Personalization Requires Identifying Signifiers About Your Visitors
In the travel industry, it's common for people to research before purchasing or researching travel for someone else, a group, or particular situations like weddings. This means that personalizing based on rules creates a customer experience that does not nurture the relationship.
Recently I was asked for advice on transportation from London Heathrow or London Gatwick to an area outside of Greater London. This traveler's pain point was traveling with two adults, two children, and numerous pieces of luggage. They wanted advice on options such as minicabs, taxis, buses, etc. Based on previous travels alone with an infant from south London to London Heathrow, I thought a particular service might be helpful: transporting luggage for an efficient fee while allowing you to take public transportation like trains more efficiently. If you haven't been to the UK, as this group hasn't, the distances are not apparent, nor are the vast numbers of stairs you might need to carry luggage on any public transport. I went to the website to gather information about transporting luggage in this scenario. I wanted to make sure the business was still in operation and see what service areas were offered.
This company had provided me with such an excellent service in the past that I hoped it would be a possible solution. I have always held this brand in high regard and hoped they would expand services. I hoped for this even though the second time I used this company turned into a bit of a fiasco on a day I was setting to move thousands of miles! The chaos wasn't the company's fault so much as it was the fault of the immigration, so the confusion didn't change my brand loyalty. But something did! An annoying digital experience.
The day after visiting the site, I received an email that made me grimace. The email explained that since travel was booming back, I'd better book my slot soon before they were all filled. There were a few thoughts that came to mind:
- When I visited the site, it didn't signal that slots were filling up.
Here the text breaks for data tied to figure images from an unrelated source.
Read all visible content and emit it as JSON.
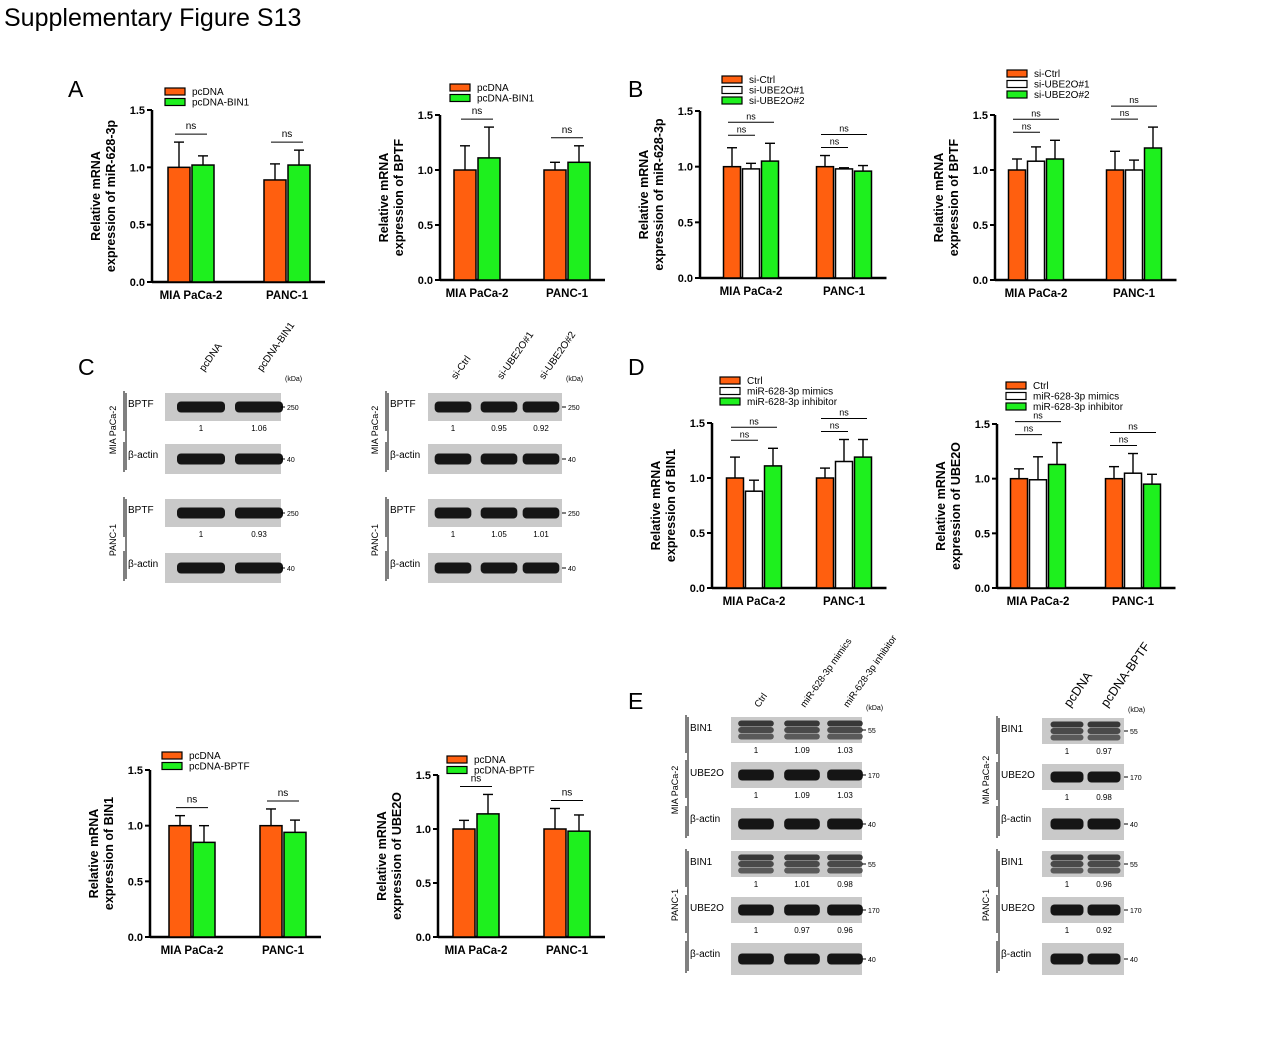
{
  "figure_title": "Supplementary Figure S13",
  "panel_letters": [
    "A",
    "B",
    "C",
    "D",
    "E"
  ],
  "colors": {
    "orange": "#FF5F0F",
    "green": "#1EF01E",
    "white": "#FFFFFF"
  },
  "common": {
    "ns": "ns",
    "groups": [
      "MIA PaCa-2",
      "PANC-1"
    ]
  },
  "chart_data": [
    {
      "id": "A1",
      "type": "bar",
      "ylabel": [
        "Relative mRNA",
        "expression of miR-628-3p"
      ],
      "ylim": [
        0,
        1.5
      ],
      "yticks": [
        "0.0",
        "0.5",
        "1.0",
        "1.5"
      ],
      "categories": [
        "MIA PaCa-2",
        "PANC-1"
      ],
      "series": [
        {
          "name": "pcDNA",
          "color": "#FF5F0F",
          "values": [
            1.0,
            0.89
          ],
          "err": [
            0.22,
            0.14
          ]
        },
        {
          "name": "pcDNA-BIN1",
          "color": "#1EF01E",
          "values": [
            1.02,
            1.02
          ],
          "err": [
            0.08,
            0.13
          ]
        }
      ],
      "ns": [
        {
          "text": "ns"
        },
        {
          "text": "ns"
        }
      ]
    },
    {
      "id": "A2",
      "type": "bar",
      "ylabel": [
        "Relative mRNA",
        "expression of BPTF"
      ],
      "ylim": [
        0,
        1.5
      ],
      "yticks": [
        "0.0",
        "0.5",
        "1.0",
        "1.5"
      ],
      "categories": [
        "MIA PaCa-2",
        "PANC-1"
      ],
      "series": [
        {
          "name": "pcDNA",
          "color": "#FF5F0F",
          "values": [
            1.0,
            1.0
          ],
          "err": [
            0.22,
            0.07
          ]
        },
        {
          "name": "pcDNA-BIN1",
          "color": "#1EF01E",
          "values": [
            1.11,
            1.07
          ],
          "err": [
            0.28,
            0.15
          ]
        }
      ],
      "ns": [
        {
          "text": "ns"
        },
        {
          "text": "ns"
        }
      ]
    },
    {
      "id": "B1",
      "type": "bar",
      "ylabel": [
        "Relative mRNA",
        "expression of miR-628-3p"
      ],
      "ylim": [
        0,
        1.5
      ],
      "yticks": [
        "0.0",
        "0.5",
        "1.0",
        "1.5"
      ],
      "categories": [
        "MIA PaCa-2",
        "PANC-1"
      ],
      "series": [
        {
          "name": "si-Ctrl",
          "color": "#FF5F0F",
          "values": [
            1.0,
            1.0
          ],
          "err": [
            0.17,
            0.1
          ]
        },
        {
          "name": "si-UBE2O#1",
          "color": "#FFFFFF",
          "values": [
            0.98,
            0.98
          ],
          "err": [
            0.05,
            0.01
          ]
        },
        {
          "name": "si-UBE2O#2",
          "color": "#1EF01E",
          "values": [
            1.05,
            0.96
          ],
          "err": [
            0.16,
            0.05
          ]
        }
      ],
      "ns": [
        {
          "text": "ns"
        },
        {
          "text": "ns"
        },
        {
          "text": "ns"
        },
        {
          "text": "ns"
        }
      ]
    },
    {
      "id": "B2",
      "type": "bar",
      "ylabel": [
        "Relative mRNA",
        "expression of BPTF"
      ],
      "ylim": [
        0,
        1.5
      ],
      "yticks": [
        "0.0",
        "0.5",
        "1.0",
        "1.5"
      ],
      "categories": [
        "MIA PaCa-2",
        "PANC-1"
      ],
      "series": [
        {
          "name": "si-Ctrl",
          "color": "#FF5F0F",
          "values": [
            1.0,
            1.0
          ],
          "err": [
            0.1,
            0.17
          ]
        },
        {
          "name": "si-UBE2O#1",
          "color": "#FFFFFF",
          "values": [
            1.08,
            1.0
          ],
          "err": [
            0.13,
            0.09
          ]
        },
        {
          "name": "si-UBE2O#2",
          "color": "#1EF01E",
          "values": [
            1.1,
            1.2
          ],
          "err": [
            0.17,
            0.19
          ]
        }
      ],
      "ns": [
        {
          "text": "ns"
        },
        {
          "text": "ns"
        },
        {
          "text": "ns"
        },
        {
          "text": "ns"
        }
      ]
    },
    {
      "id": "D1",
      "type": "bar",
      "ylabel": [
        "Relative mRNA",
        "expression of BIN1"
      ],
      "ylim": [
        0,
        1.5
      ],
      "yticks": [
        "0.0",
        "0.5",
        "1.0",
        "1.5"
      ],
      "categories": [
        "MIA PaCa-2",
        "PANC-1"
      ],
      "series": [
        {
          "name": "Ctrl",
          "color": "#FF5F0F",
          "values": [
            1.0,
            1.0
          ],
          "err": [
            0.19,
            0.09
          ]
        },
        {
          "name": "miR-628-3p mimics",
          "color": "#FFFFFF",
          "values": [
            0.88,
            1.15
          ],
          "err": [
            0.1,
            0.2
          ]
        },
        {
          "name": "miR-628-3p inhibitor",
          "color": "#1EF01E",
          "values": [
            1.11,
            1.19
          ],
          "err": [
            0.16,
            0.16
          ]
        }
      ],
      "ns": [
        {
          "text": "ns"
        },
        {
          "text": "ns"
        },
        {
          "text": "ns"
        },
        {
          "text": "ns"
        }
      ]
    },
    {
      "id": "D2",
      "type": "bar",
      "ylabel": [
        "Relative mRNA",
        "expression of UBE2O"
      ],
      "ylim": [
        0,
        1.5
      ],
      "yticks": [
        "0.0",
        "0.5",
        "1.0",
        "1.5"
      ],
      "categories": [
        "MIA PaCa-2",
        "PANC-1"
      ],
      "series": [
        {
          "name": "Ctrl",
          "color": "#FF5F0F",
          "values": [
            1.0,
            1.0
          ],
          "err": [
            0.09,
            0.11
          ]
        },
        {
          "name": "miR-628-3p mimics",
          "color": "#FFFFFF",
          "values": [
            0.99,
            1.05
          ],
          "err": [
            0.21,
            0.18
          ]
        },
        {
          "name": "miR-628-3p inhibitor",
          "color": "#1EF01E",
          "values": [
            1.13,
            0.95
          ],
          "err": [
            0.2,
            0.09
          ]
        }
      ],
      "ns": [
        {
          "text": "ns"
        },
        {
          "text": "ns"
        },
        {
          "text": "ns"
        },
        {
          "text": "ns"
        }
      ]
    },
    {
      "id": "F1",
      "type": "bar",
      "ylabel": [
        "Relative mRNA",
        "expression of BIN1"
      ],
      "ylim": [
        0,
        1.5
      ],
      "yticks": [
        "0.0",
        "0.5",
        "1.0",
        "1.5"
      ],
      "categories": [
        "MIA PaCa-2",
        "PANC-1"
      ],
      "series": [
        {
          "name": "pcDNA",
          "color": "#FF5F0F",
          "values": [
            1.0,
            1.0
          ],
          "err": [
            0.09,
            0.15
          ]
        },
        {
          "name": "pcDNA-BPTF",
          "color": "#1EF01E",
          "values": [
            0.85,
            0.94
          ],
          "err": [
            0.15,
            0.11
          ]
        }
      ],
      "ns": [
        {
          "text": "ns"
        },
        {
          "text": "ns"
        }
      ]
    },
    {
      "id": "F2",
      "type": "bar",
      "ylabel": [
        "Relative mRNA",
        "expression of UBE2O"
      ],
      "ylim": [
        0,
        1.5
      ],
      "yticks": [
        "0.0",
        "0.5",
        "1.0",
        "1.5"
      ],
      "categories": [
        "MIA PaCa-2",
        "PANC-1"
      ],
      "series": [
        {
          "name": "pcDNA",
          "color": "#FF5F0F",
          "values": [
            1.0,
            1.0
          ],
          "err": [
            0.08,
            0.19
          ]
        },
        {
          "name": "pcDNA-BPTF",
          "color": "#1EF01E",
          "values": [
            1.14,
            0.98
          ],
          "err": [
            0.18,
            0.15
          ]
        }
      ],
      "ns": [
        {
          "text": "ns"
        },
        {
          "text": "ns"
        }
      ]
    }
  ],
  "blots": [
    {
      "id": "C1",
      "cols": [
        "pcDNA",
        "pcDNA-BIN1"
      ],
      "kda": "(kDa)",
      "cells": [
        {
          "name": "MIA PaCa-2",
          "rows": [
            {
              "protein": "BPTF",
              "mw": "250",
              "values": [
                "1",
                "1.06"
              ]
            },
            {
              "protein": "β-actin",
              "mw": "40",
              "values": []
            }
          ]
        },
        {
          "name": "PANC-1",
          "rows": [
            {
              "protein": "BPTF",
              "mw": "250",
              "values": [
                "1",
                "0.93"
              ]
            },
            {
              "protein": "β-actin",
              "mw": "40",
              "values": []
            }
          ]
        }
      ]
    },
    {
      "id": "C2",
      "cols": [
        "si-Ctrl",
        "si-UBE2O#1",
        "si-UBE2O#2"
      ],
      "kda": "(kDa)",
      "cells": [
        {
          "name": "MIA PaCa-2",
          "rows": [
            {
              "protein": "BPTF",
              "mw": "250",
              "values": [
                "1",
                "0.95",
                "0.92"
              ]
            },
            {
              "protein": "β-actin",
              "mw": "40",
              "values": []
            }
          ]
        },
        {
          "name": "PANC-1",
          "rows": [
            {
              "protein": "BPTF",
              "mw": "250",
              "values": [
                "1",
                "1.05",
                "1.01"
              ]
            },
            {
              "protein": "β-actin",
              "mw": "40",
              "values": []
            }
          ]
        }
      ]
    },
    {
      "id": "E1",
      "cols": [
        "Ctrl",
        "miR-628-3p mimics",
        "miR-628-3p inhibitor"
      ],
      "kda": "(kDa)",
      "cells": [
        {
          "name": "MIA PaCa-2",
          "rows": [
            {
              "protein": "BIN1",
              "mw": "55",
              "values": [
                "1",
                "1.09",
                "1.03"
              ]
            },
            {
              "protein": "UBE2O",
              "mw": "170",
              "values": [
                "1",
                "1.09",
                "1.03"
              ]
            },
            {
              "protein": "β-actin",
              "mw": "40",
              "values": []
            }
          ]
        },
        {
          "name": "PANC-1",
          "rows": [
            {
              "protein": "BIN1",
              "mw": "55",
              "values": [
                "1",
                "1.01",
                "0.98"
              ]
            },
            {
              "protein": "UBE2O",
              "mw": "170",
              "values": [
                "1",
                "0.97",
                "0.96"
              ]
            },
            {
              "protein": "β-actin",
              "mw": "40",
              "values": []
            }
          ]
        }
      ]
    },
    {
      "id": "E2",
      "cols": [
        "pcDNA",
        "pcDNA-BPTF"
      ],
      "kda": "(kDa)",
      "cells": [
        {
          "name": "MIA PaCa-2",
          "rows": [
            {
              "protein": "BIN1",
              "mw": "55",
              "values": [
                "1",
                "0.97"
              ]
            },
            {
              "protein": "UBE2O",
              "mw": "170",
              "values": [
                "1",
                "0.98"
              ]
            },
            {
              "protein": "β-actin",
              "mw": "40",
              "values": []
            }
          ]
        },
        {
          "name": "PANC-1",
          "rows": [
            {
              "protein": "BIN1",
              "mw": "55",
              "values": [
                "1",
                "0.96"
              ]
            },
            {
              "protein": "UBE2O",
              "mw": "170",
              "values": [
                "1",
                "0.92"
              ]
            },
            {
              "protein": "β-actin",
              "mw": "40",
              "values": []
            }
          ]
        }
      ]
    }
  ]
}
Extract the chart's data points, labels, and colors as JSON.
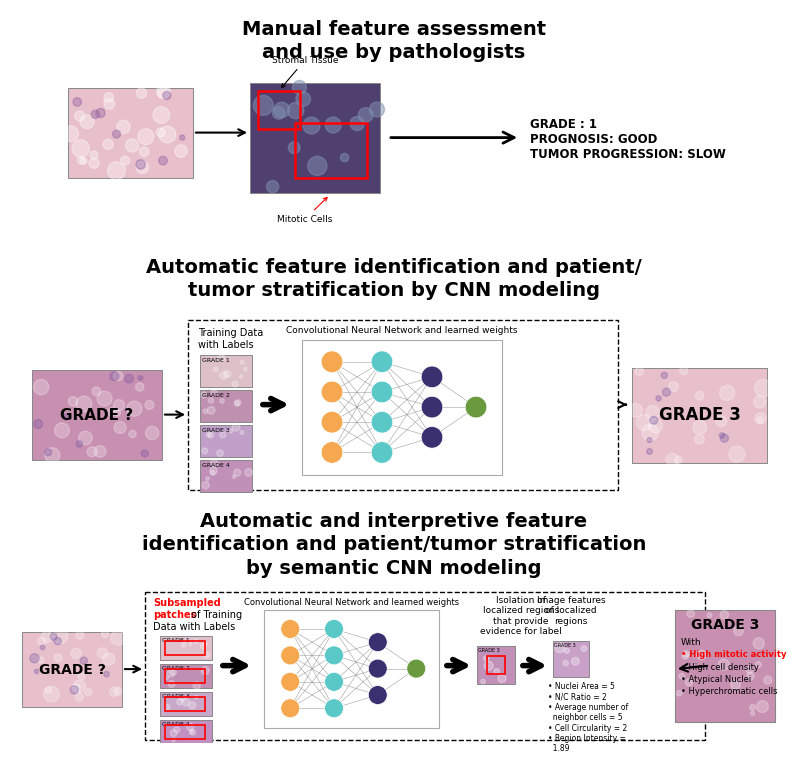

- I did not interact with any content about a reservation or booking.
- It was the first time I'd visited the site in almost four years.
- The email wasn't personalized.
- How long will I continue getting emails?
None of my thoughts were positive. Nothing made me more inclined to use the service. But I did unsubscribe from their database. Will I return? Will I send anyone a link to the site?
Investing in the right tools but failing on the execution
Customer experience in digital channels typically lacks empathy. Companies acquire new platforms and configure them based on their intent. The problem is when their intent fails to be empathetic to visitors' needs. You might think the potential loss of sending an email is low. But if your emails cause someone to unsubscribe, you've lost your investment in acquiring their email. You've potentially lost the trust or interest in the brand you worked for. You may have lost the investment in building up knowledge of a service only to redirect your investment to a competitor who executes the digital experience better than you do. Digitizing customer experience has no meaning if brands are not infusing it with empathy to truly deliver a meaningful experience.
What would I recommend the company has done differently?
First thing first: understanding user intent
First, think about the reasons someone is going to the site. How can you distinguish between someone who is merely gathering information, someone researching for someone else, or someone that has booked travel and has a current need for this service?
Customers currently on Sitecore can use a tool like the Sitecore Path Analyzer to examine how people are navigating the site. For others, there are solutions such as the Sitecore CDP, which can help you hypothesize and experiment to identify the subsequent best actions. When hypothesizing, you might consider what information identifies severe consideration or a likely need. Perhaps there is a sequence of pages, a volume of pages, or the input of information such as a date. In this scenario, many might assume that using a booking tool with dates is a good trigger for follow-up emails. Is it? Is it possible that the following best action is nothing? Maybe it's a display ad? Perhaps the next best action is setting up a trigger to nudge that visitor within a few days of the travel dates they put in when gathering price information?
Using date from other sources for personalization
In this case, the service requires that the buyer purchase a ticket on only a few specific airlines in the One World Alliance. An obvious win could be setting up an API to be used during the booking process to streamline the booking of baggage pickup and delivery. But that might also be too soon. When it comes to bookings on the website itself, understanding if a ticket is purchased is one of the most critical information for setting up the right customer journey.
If you have a Customer Data Platform like Sitecore CDP, you could start using the decisioning engine to identify that a visitor is planning travel and considering ground transportation. Your CDP could provide a complete view of the customer and provide additional data such as when a customer travels when they're most likely to purchase, what could motivate them to complete a booking, and what has been ineffective.